A recent joint poll by the Associated Press and Japan's Kyodo News Service found that 75 percent of Japanese believe the atomic bombing of their country was "unnecessary." However, almost 70 percent of Americans polled believe the use of the weapons was not only necessary but unavoidable.

I mention all this to introduce my special hero for this month.

His name is Harold Agnew.

Most people reading this probably don't know or remember the name.

He was a young weapons scientist during World War II. He flew in the chase plane behind the Enola Gay and observed the detonation of the first nuclear weapon at Hiroshima.

From 1971 to 1979 he was director of the Los Alamos National Laboratory (where those first bombs were designed).

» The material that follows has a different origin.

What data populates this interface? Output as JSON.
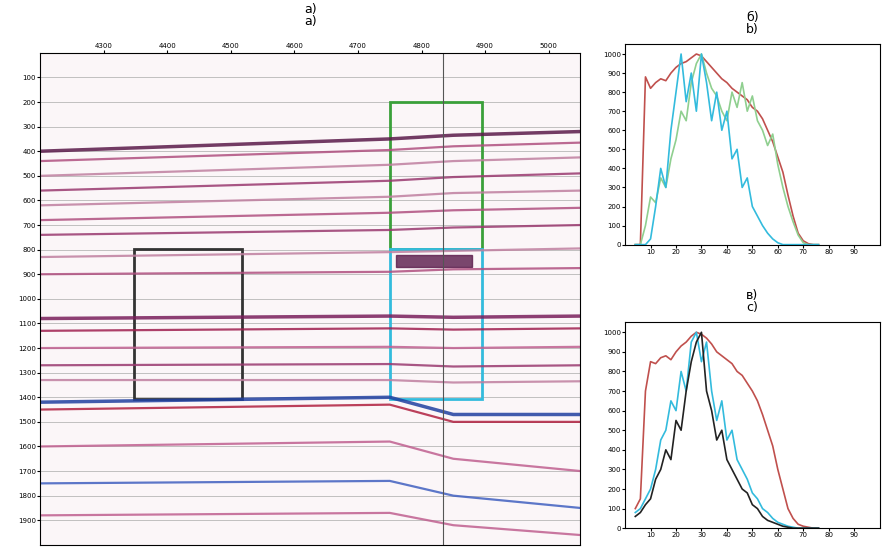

He is 84 now. Still sharp. An adjunct professor at the University of California San Diego. Possessed of a withering intelligence, a noble bluntness and still a gentleman withal. And proud of what he did to help bring an end to a terrible war and insure American power in the Cold War.*

Recently a Tokyo television network flew him to Japan to participate in a "discussion" with survivors of the atomic bombings. He was gracious. He was informative. He listened.

But when the group demanded an apology, Harold Agnew stood up and uttered three little words:

"Remember Pearl Harbor!"

The "discussion" was over.

I like that. I like that a lot.

I really like the Japanese. I love their cars. I love their movies. But they have some "issues" they need to straighten out.

In a later interview, reported in the Post, Agnew explained, "Many Japanese still refuse to take responsibility for what they did. They can point at us. But believe me, they did some awful bad things. We saved Japanese lives with those bombs -- an invasion would have been worse."

I vividly remember what we used to call "VJ Day" (Victory over Japan). I was playing in our yard in Rector, Pa., in a jeep we had made from two wooden boxes. It was a beautiful August day. I was delighted because mom got home early from her war job.

Later in the afternoon a group of fighter planes flew over in formation. My brother and I jumped up and down with excitement. Our mother came out of the house to explain that the planes were part of the big celebration in Pittsburgh because the war was over.

I was glad we won. I still am. And I'm glad we had men like Harold Agnew to help us win. And to help the Japanese with their amnesia.